Günümüzde yapay zekâ ile üretilen görselleri anlamak konusunda birçoğumuz ustalaşıyor olsa da yapay zekâ ile yapılan müzikleri anlamakta gerçekte zorlanıyoruz. Peki bunun sebebi tam olarak ne?
Sosyal medyada gezinirken karşımıza çıkan o ultra gerçekçi ama bir o kadar da tuhaf görselleri düşünün… Geçmişte daha kötü olsalar da günümüzde daha iyi seviyelere geldiler evet ama hâlâ o yapaylık hissi duruyor ve gözlerimiz o filtreyi artık geliştirmiş durumda.
Konu müziğe geldiğinde ise işler bir anda değişiyor ve dinlediğimiz o yeni, akılda kalıcı şarkının bir insan tarafından mı yoksa gelişmiş bir algoritma tarafından mı bestelendiğini anlamak neredeyse imkansız durumda. Peki gözlerimiz bunu saniyeler içinde yakalarken kulaklarımız neden bu kadar kolay kandırılıyor?

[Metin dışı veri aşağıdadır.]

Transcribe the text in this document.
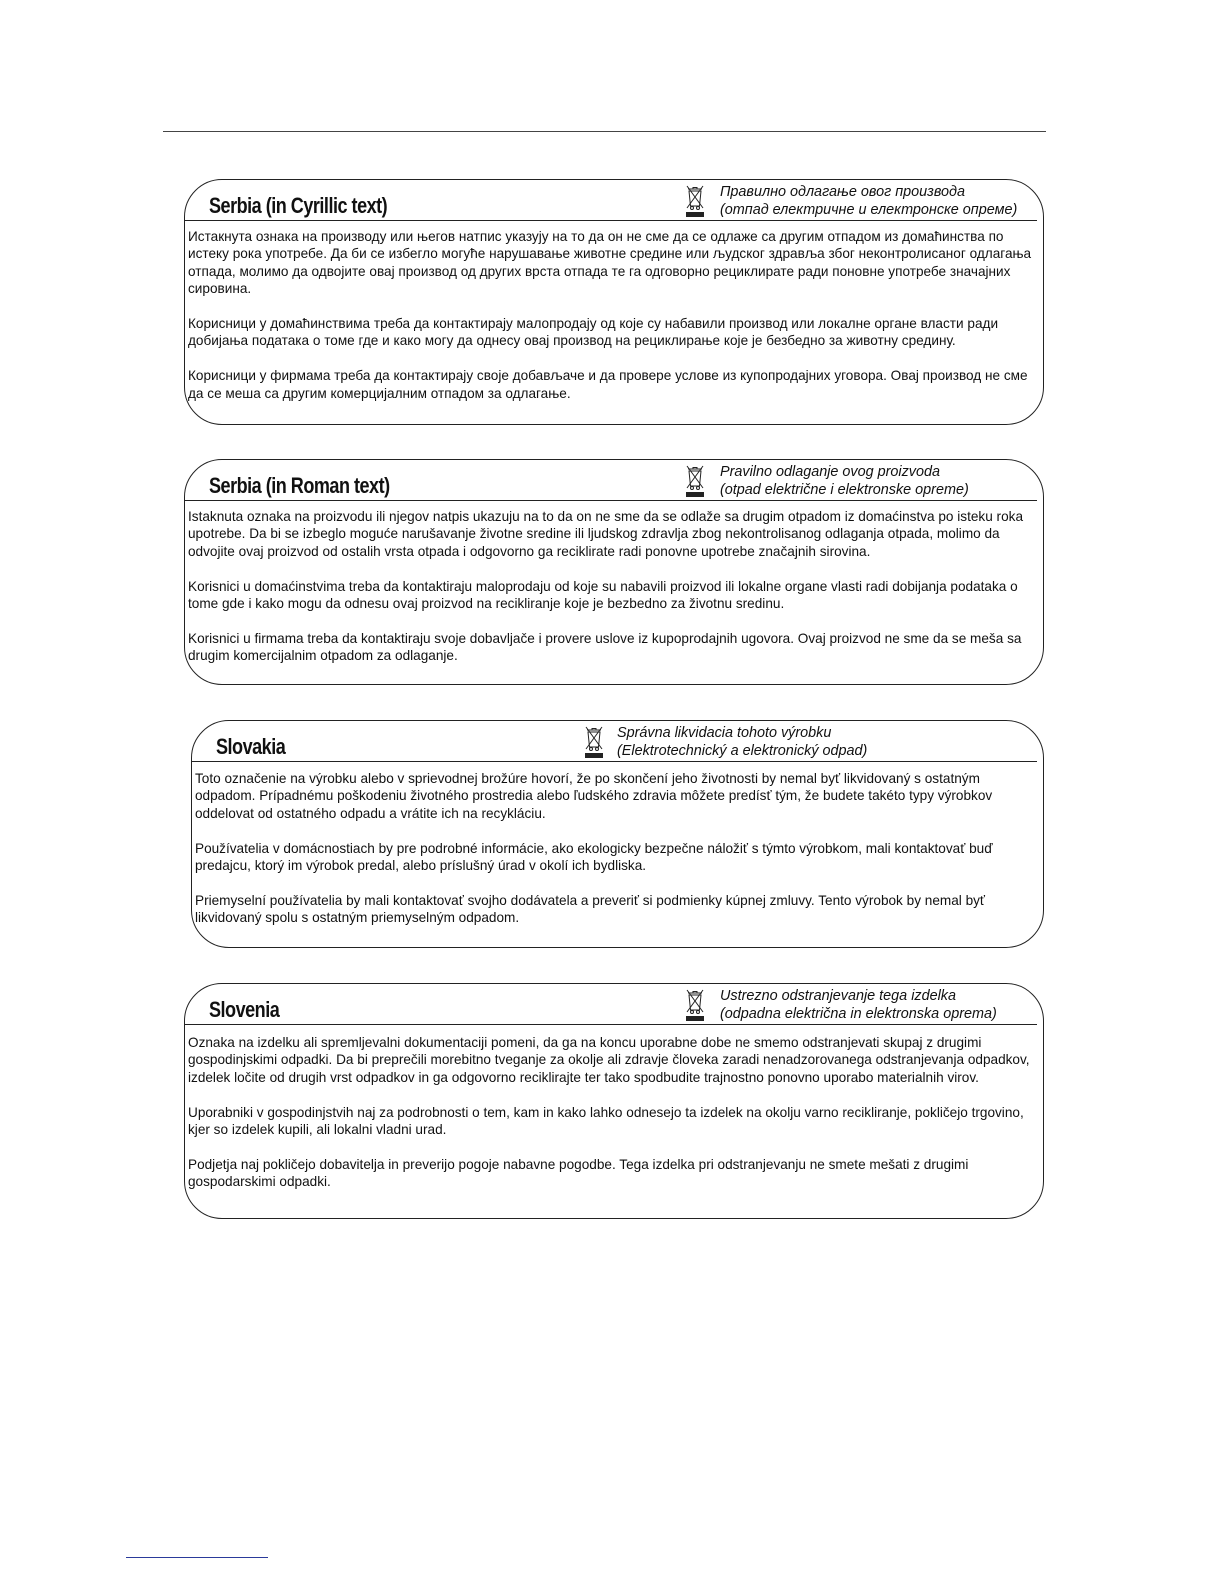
Serbia (in Cyrillic text)
Правилно одлагање овог производа
(отпад електричне и електронске опреме)

Истакнута ознака на производу или његов натпис указују на то да он не сме да се одлаже са другим отпадом из домаћинства по истеку рока употребе. Да би се избегло могуће нарушавање животне средине или људског здравља због неконтролисаног одлагања отпада, молимо да одвојите овај производ од других врста отпада те га одговорно рециклирате ради поновне употребе значајних сировина.

Корисници у домаћинствима треба да контактирају малопродају од које су набавили производ или локалне органе власти ради добијања података о томе где и како могу да однесу овај производ на рециклирање које је безбедно за животну средину.

Корисници у фирмама треба да контактирају своје добављаче и да провере услове из купопродајних уговора. Овај производ не сме да се меша са другим комерцијалним отпадом за одлагање.

Serbia (in Roman text)
Pravilno odlaganje ovog proizvoda
(otpad električne i elektronske opreme)

Istaknuta oznaka na proizvodu ili njegov natpis ukazuju na to da on ne sme da se odlaže sa drugim otpadom iz domaćinstva po isteku roka upotrebe. Da bi se izbeglo moguće narušavanje životne sredine ili ljudskog zdravlja zbog nekontrolisanog odlaganja otpada, molimo da odvojite ovaj proizvod od ostalih vrsta otpada i odgovorno ga reciklirate radi ponovne upotrebe značajnih sirovina.

Korisnici u domaćinstvima treba da kontaktiraju maloprodaju od koje su nabavili proizvod ili lokalne organe vlasti radi dobijanja podataka o tome gde i kako mogu da odnesu ovaj proizvod na recikliranje koje je bezbedno za životnu sredinu.

Korisnici u firmama treba da kontaktiraju svoje dobavljače i provere uslove iz kupoprodajnih ugovora. Ovaj proizvod ne sme da se meša sa drugim komercijalnim otpadom za odlaganje.

Slovakia
Správna likvidacia tohoto výrobku
(Elektrotechnický a elektronický odpad)

Toto označenie na výrobku alebo v sprievodnej brožúre hovorí, že po skončení jeho životnosti by nemal byť likvidovaný s ostatným odpadom. Prípadnému poškodeniu životného prostredia alebo ľudského zdravia môžete predísť tým, že budete takéto typy výrobkov oddelovat od ostatného odpadu a vrátite ich na recykláciu.

Používatelia v domácnostiach by pre podrobné informácie, ako ekologicky bezpečne náložiť s týmto výrobkom, mali kontaktovať buď predajcu, ktorý im výrobok predal, alebo príslušný úrad v okolí ich bydliska.

Priemyselní používatelia by mali kontaktovať svojho dodávatela a preveriť si podmienky kúpnej zmluvy. Tento výrobok by nemal byť likvidovaný spolu s ostatným priemyselným odpadom.

Slovenia
Ustrezno odstranjevanje tega izdelka
(odpadna električna in elektronska oprema)

Oznaka na izdelku ali spremljevalni dokumentaciji pomeni, da ga na koncu uporabne dobe ne smemo odstranjevati skupaj z drugimi gospodinjskimi odpadki. Da bi preprečili morebitno tveganje za okolje ali zdravje človeka zaradi nenadzorovanega odstranjevanja odpadkov, izdelek ločite od drugih vrst odpadkov in ga odgovorno reciklirajte ter tako spodbudite trajnostno ponovno uporabo materialnih virov.

Uporabniki v gospodinjstvih naj za podrobnosti o tem, kam in kako lahko odnesejo ta izdelek na okolju varno recikliranje, pokličejo trgovino, kjer so izdelek kupili, ali lokalni vladni urad.

Podjetja naj pokličejo dobavitelja in preverijo pogoje nabavne pogodbe. Tega izdelka pri odstranjevanju ne smete mešati z drugimi gospodarskimi odpadki.
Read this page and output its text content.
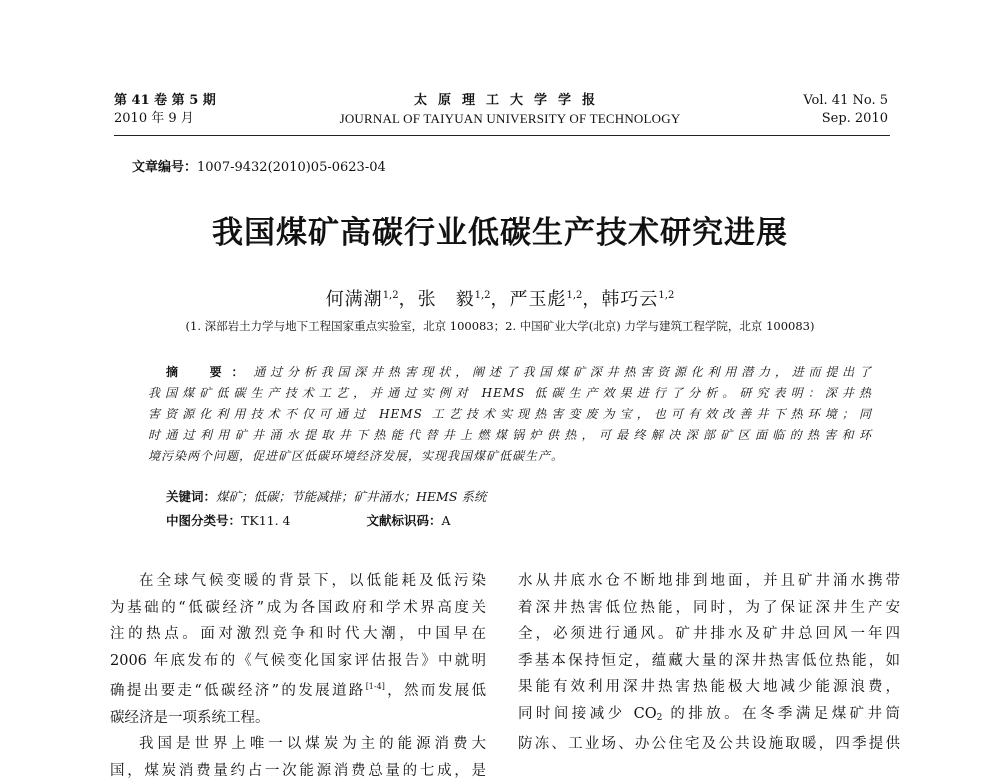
第 41 卷 第 5 期
2010 年 9 月
太原理工大学学报
JOURNAL OF TAIYUAN UNIVERSITY OF TECHNOLOGY
Vol. 41 No. 5
Sep. 2010
文章编号：1007-9432(2010)05-0623-04
我国煤矿高碳行业低碳生产技术研究进展
何满潮$^{1,2}$，张　毅$^{1,2}$，严玉彪$^{1,2}$，韩巧云$^{1,2}$
(1. 深部岩土力学与地下工程国家重点实验室，北京 100083；2. 中国矿业大学(北京) 力学与建筑工程学院，北京 100083)
摘　要：通过分析我国深井热害现状，阐述了我国煤矿深井热害资源化利用潜力，进而提出了
我国煤矿低碳生产技术工艺，并通过实例对 HEMS 低碳生产效果进行了分析。研究表明：深井热
害资源化利用技术不仅可通过 HEMS 工艺技术实现热害变废为宝，也可有效改善井下热环境；同
时通过利用矿井涌水提取井下热能代替井上燃煤锅炉供热，可最终解决深部矿区面临的热害和环
境污染两个问题，促进矿区低碳环境经济发展，实现我国煤矿低碳生产。
关键词：煤矿；低碳；节能减排；矿井涌水；HEMS 系统
中图分类号：TK11. 4	文献标识码：A
在全球气候变暖的背景下，以低能耗及低污染
为基础的“低碳经济”成为各国政府和学术界高度关
注的热点。面对激烈竞争和时代大潮，中国早在
2006 年底发布的《气候变化国家评估报告》中就明
确提出要走“低碳经济”的发展道路[1-4]，然而发展低
碳经济是一项系统工程。
我国是世界上唯一以煤炭为主的能源消费大
国，煤炭消费量约占一次能源消费总量的七成，是
水从井底水仓不断地排到地面，并且矿井涌水携带
着深井热害低位热能，同时，为了保证深井生产安
全，必须进行通风。矿井排水及矿井总回风一年四
季基本保持恒定，蕴藏大量的深井热害低位热能，如
果能有效利用深井热害热能极大地减少能源浪费，
同时间接减少 $CO_2$ 的排放。在冬季满足煤矿井筒
防冻、工业场、办公住宅及公共设施取暖，四季提供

Görsel anormallik zihnimizde alarmlar çalıyor
Bu durumun en temel sebebi, beynimizin görsel ve işitsel verileri işleme biçimindeki devasa farktan kaynaklanıyor. İnsan beyni, milyonlarca yıllık evrim süreci boyunca yüzleri, vücut oranlarını ve fiziksel dünyadaki ışık gölge oyunlarını tanıma konusunda inanılmaz bir uzmanlık geliştirdi. Karşımızdaki bir insanın yüzünde milimetrik bir orantısızlık olduğunda veya bir elin duruşu doğal fizik kurallarına aykırı göründüğünde, beynimizdeki alarm zilleri anında çalıyor.
“Uncanny Valley” yani Türkçesi tam karşılığı olmasa da “Tefkinsiz Vadi” denilen bu fenomen yüzünden, gerçeğe çok yaklaşan ama tam olamayan görüntüler bize ürkütücü ve sahte geliyor. Görsel dünyada referans noktamız somut gerçeklik olduğu için en ufak hatayı affetmiyoruz.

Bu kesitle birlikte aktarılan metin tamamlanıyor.